Monday, October 30, 2006

Expression with a vengeance




It has been 5 months that I have been off the airwaves at my home. So when I finally checked into my hotel room in Kolkata I got to see it after a good- long gap.
I will not go into the details of why I decided to tune myself off from television. Let’s us keep that for some other post, but I would definitely like to share an ‘outsiders’ perspective on television of today.

Out of the, around, 85 channels that we pay for, from about Rs. 100/- to 275/- (depending on where we are living and how aggressive the cable operator is) the rough make up is thus.
About 15% are prime time channels, about another 10% are film channels (both Hindi & English), add another 20% as news channels (in different languages), to this add 20% of regional language programming, about 10% sports channels, 10% of channels for kids and another 10% channels for music loving audience (Hindi or English). The rest 5% or less can be put under the statistical ‘others’ (this includes Travel & Living or History Channel and a few more like these).

When you see the above approximations it is amply clear what the programmers think is selling:
1. 25%: Regional language programming sells
2. 20%: News sells (more on the ‘news making’ nature of news sellers later here)
3. 15% Prime Time Channels: Long and strange (to me) plots sell
4. 15% Film Channels: For lazy, cinema avoiding, husbands and non-working women
4. 10% Music Channels: ‘Watch’ music rather than listen to it
5. 10% each: Kid programming sells as much as sport (read Cricket)

Let us now try and look behind these percentages. I cannot say much about the regional language programming (except Punjabi music channels) because I do not understand most of the other languages. But I can sure hazard a guess that content-wise they are not very different from the plot-lines of most of the leading prime-time Hindi soaps. These regional language soaps, like their prime-time counterparts in Hindi, are about joint (but ‘fractured’) business families, where men work more on their marriage & family than in office, where mobile phones are more a way to create confusion among different relationships than to communicate, where clothes are worn as if one of the characters were getting married and others had come to attend their wedding, where background scores, over shadow the scenes in the foreground.
In sum an overdose of emotion, expression and mascara, laced with ornate settings and dominating sounds.
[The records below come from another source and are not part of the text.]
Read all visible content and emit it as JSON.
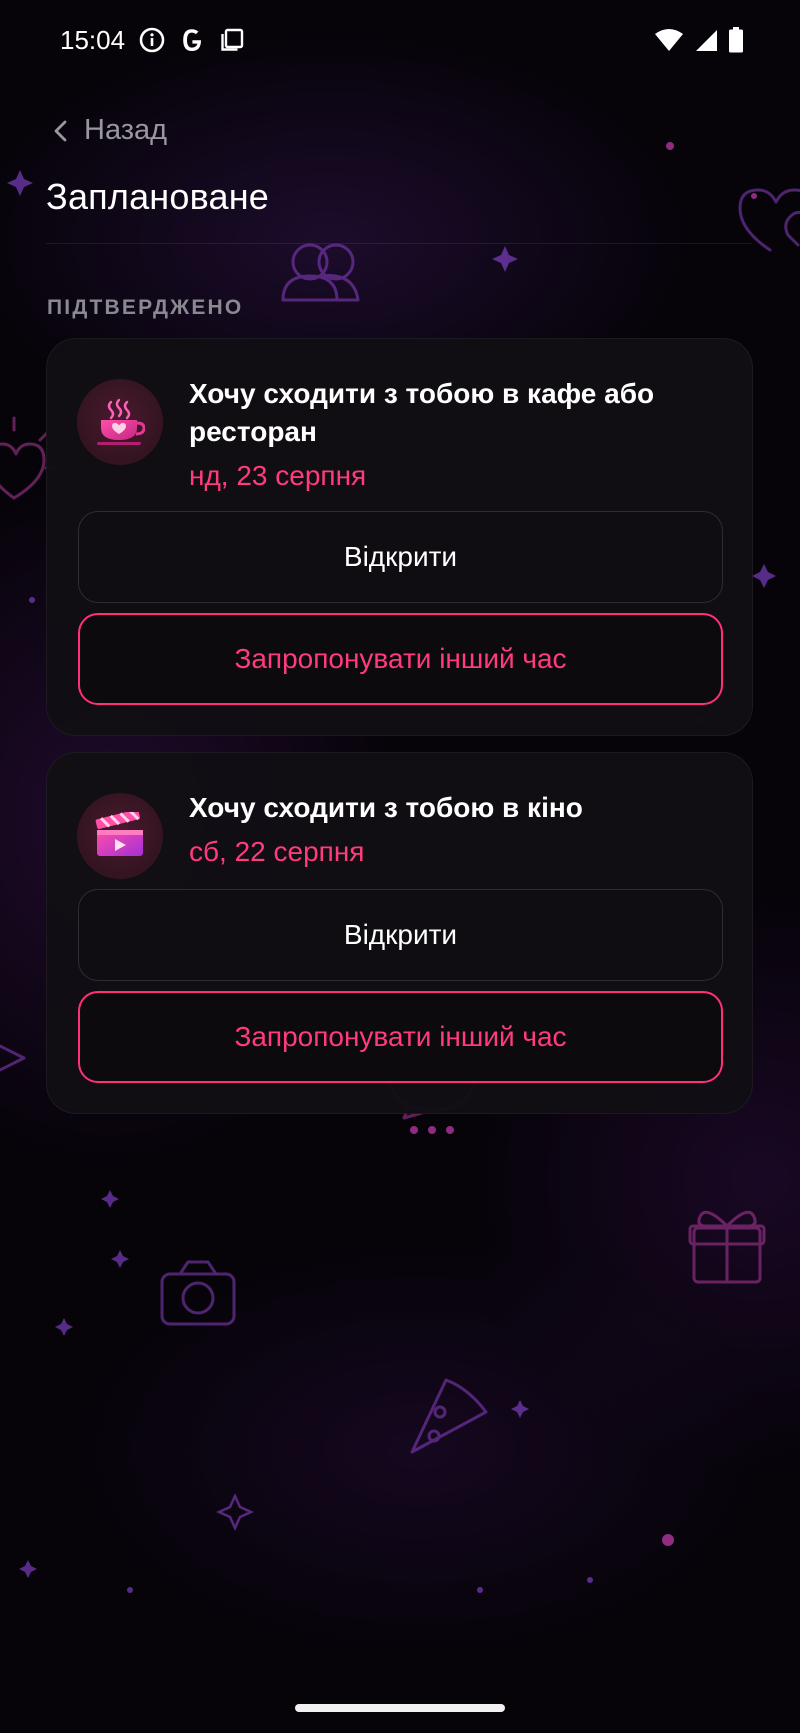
{
  "status_bar": {
    "time": "15:04",
    "left_icons": [
      "info-icon",
      "google-icon",
      "copy-icon"
    ],
    "right_icons": [
      "wifi-icon",
      "cell-signal-icon",
      "battery-icon"
    ]
  },
  "header": {
    "back_label": "Назад",
    "title": "Заплановане"
  },
  "section": {
    "label": "ПІДТВЕРДЖЕНО"
  },
  "cards": [
    {
      "icon": "coffee-cup-icon",
      "title": "Хочу сходити з тобою в кафе або ресторан",
      "date": "нд, 23 серпня",
      "open_label": "Відкрити",
      "reschedule_label": "Запропонувати інший час"
    },
    {
      "icon": "clapperboard-icon",
      "title": "Хочу сходити з тобою в кіно",
      "date": "сб, 22 серпня",
      "open_label": "Відкрити",
      "reschedule_label": "Запропонувати інший час"
    }
  ],
  "colors": {
    "accent": "#ff3a7d",
    "background": "#060309",
    "card": "#110f14",
    "muted_text": "#8a8890"
  }
}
The second dominant group of channels is News. Be it business or politics, it seems that today we more number of reporters per citizen! For almost everything is reported.
On one side media enthusiasm has done many a good. Be is collecting aid for natural or man made calamites or helping people express their opinion on issues of everyday concern or even getting culprits to justice.
But in their enthusiasm to continue with their spoils and under the pressure to deliver the desired number of TRPs for the next round of Venture capital funding, news channels are turning into entertainment modules. This is a good way or breaking free from the classic ‘News for Information Paradigm’ but at what cost?
Today we have reporters going overboard on camera, getting emotional about the situation they are reporting – casually measuring the depth and width of potholes on Mumbai roads, or shouting loud into the camera about a dialer’s unanswered call at a customer care help line number, or worst still reporting everyday happenings as globe altering events!
News reporting mannerisms of today seem to be driven by a thumb rule – the viewer would be bored, if you do not go overboard!
Curiously even the News Channels serve an overdose of sound, emotion and expression.

I am not talking as much about kid’s channels because they have already been colourful and full of expression. But I would sure like to make point about the way cricket is reported. It is over analyzed, over hyped and grossly over rated by those who make a living out of talking about cricket! I sincerely hope that cricket continues to be as big a draw as it is made to be.

The bigger picture emerging seems to be that as a society we are going into an expression overdrive. Everything we feel or thin needs a loud expression. In many ways subtlety has been reduced to a marginal trait of the contemporary Indian. And marketers know this very well.

Try and recall the spicy and yet subtle Mr. Yogi that was a big primetime success of yore. Or even a Hum Log. Despite the fact that this serial for the then, urban strata that could be called the counterpart of today’s Himesh Reshmayya & Tere Naam fans.

Both of them were anything but over expressive. Try and recall the news reporting from the west (I am not saying that they are the best). But somehow they still have been able to retain the sanctity of the 30 minutes of World News on BBC. It is calm, composed, objective and rich. Not to mention the holding power of that rare smile from the news reporter. It is almost as if it were a window to their emotional side. But you only get a glimpse of it and that too only once in a while.

May be over expression symbolizes the contemporary urban (and who knows even rural) India. May be it is the media clutter that makes channels pump up the emotion and expression levels of the content in order to be heard better.
But one thing that seems to be certain is that audience & viewers like the one who wrote this Blog is a minority - a minority that is not being addressed on the Tube (leave aside Travel & Living, History Channel, BBC or NGC).

No wonder then the 35” LCD TV in my Kolkata hotel room still could not excite me about the content on it.

3 comments:

blaiq said...

About cricket, I totally agree that we (and those professional speakers and analysts) talk more than we need to. I am all for dialogue - but more often than the only point in the dialogue seems to be to keep on talking as if that'll be enough to make a difference.

Saurabh Sharma said...

Correct. A discussion with out a direction is wasteful.